Earlier this month, the annual Internationale Spieltage was held in Essen Germany. This year over 160,000 people are expected to participate in the four-day festival of board games (over 850 board games represented). The U.S. version Gen Con, is even bigger. It had close to 200,000 attendees at its event in August.
Even as digitization has disrupted, and in many cases bankrupted, traditional businesses and their way of operating, it has directly and indirectly fostered renewed growth in areas that one might not have expected, at least not without the benefit of hindsight. For example, while the digitization of music has disrupted how musicians earn a living (if at all) from music royalties, it seems to have reinvigorated the live show. Partly this is born out of economic necessity: touring and merchandise sales are one of the few ways working musicians can earn a living, but also the ubiquity and ease of obtaining digital versions of music seems to have made attending a live performance a sought-after experience. Anyone can download an album but fewer can brag about having been to the show.

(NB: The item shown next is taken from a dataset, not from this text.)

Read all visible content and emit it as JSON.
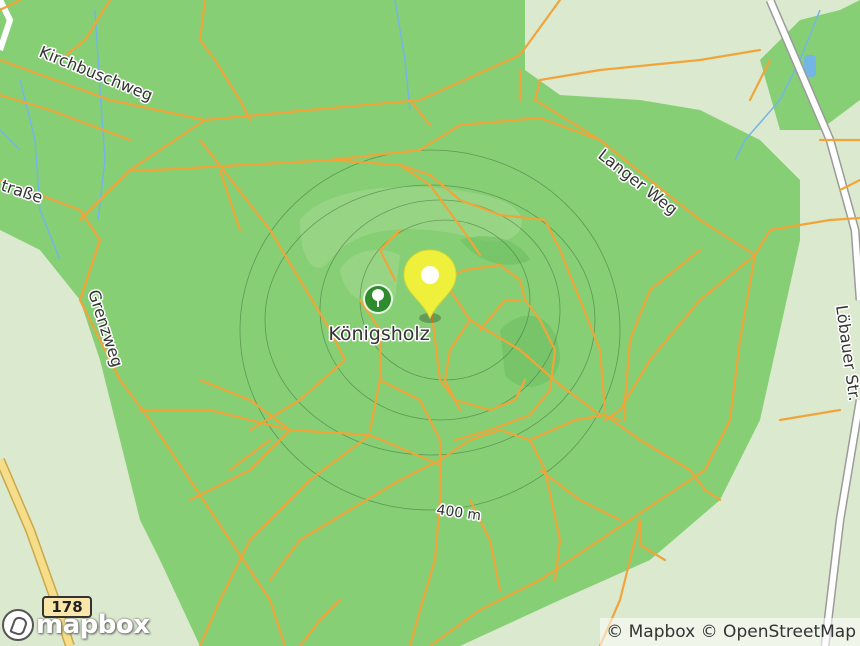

A preference for experiences rather than things seems a theme in consumer spending. For example experiencing events such as Nuit Blanche (an art fair), traveling to increasingly exotic locales, and, in the case of board game conventions, getting together with fellow enthusiasts to revel in a shared experience. In many cases there are smartphone apps that augment the board game version, such as the case with XCOM: The Boardgame (that also exists as a large online version).
The business opportunity may be, in many arenas, less about how to digitize the customer experience than it is in figuring out just when and how to create a blended approach. It requires asking when the customer might value a shared, in-the-flesh experience that goes beyond anything they might experience online and to see if a genuinely engaging experience emerges (often from the grassroots as opposed to one that is forced top-down).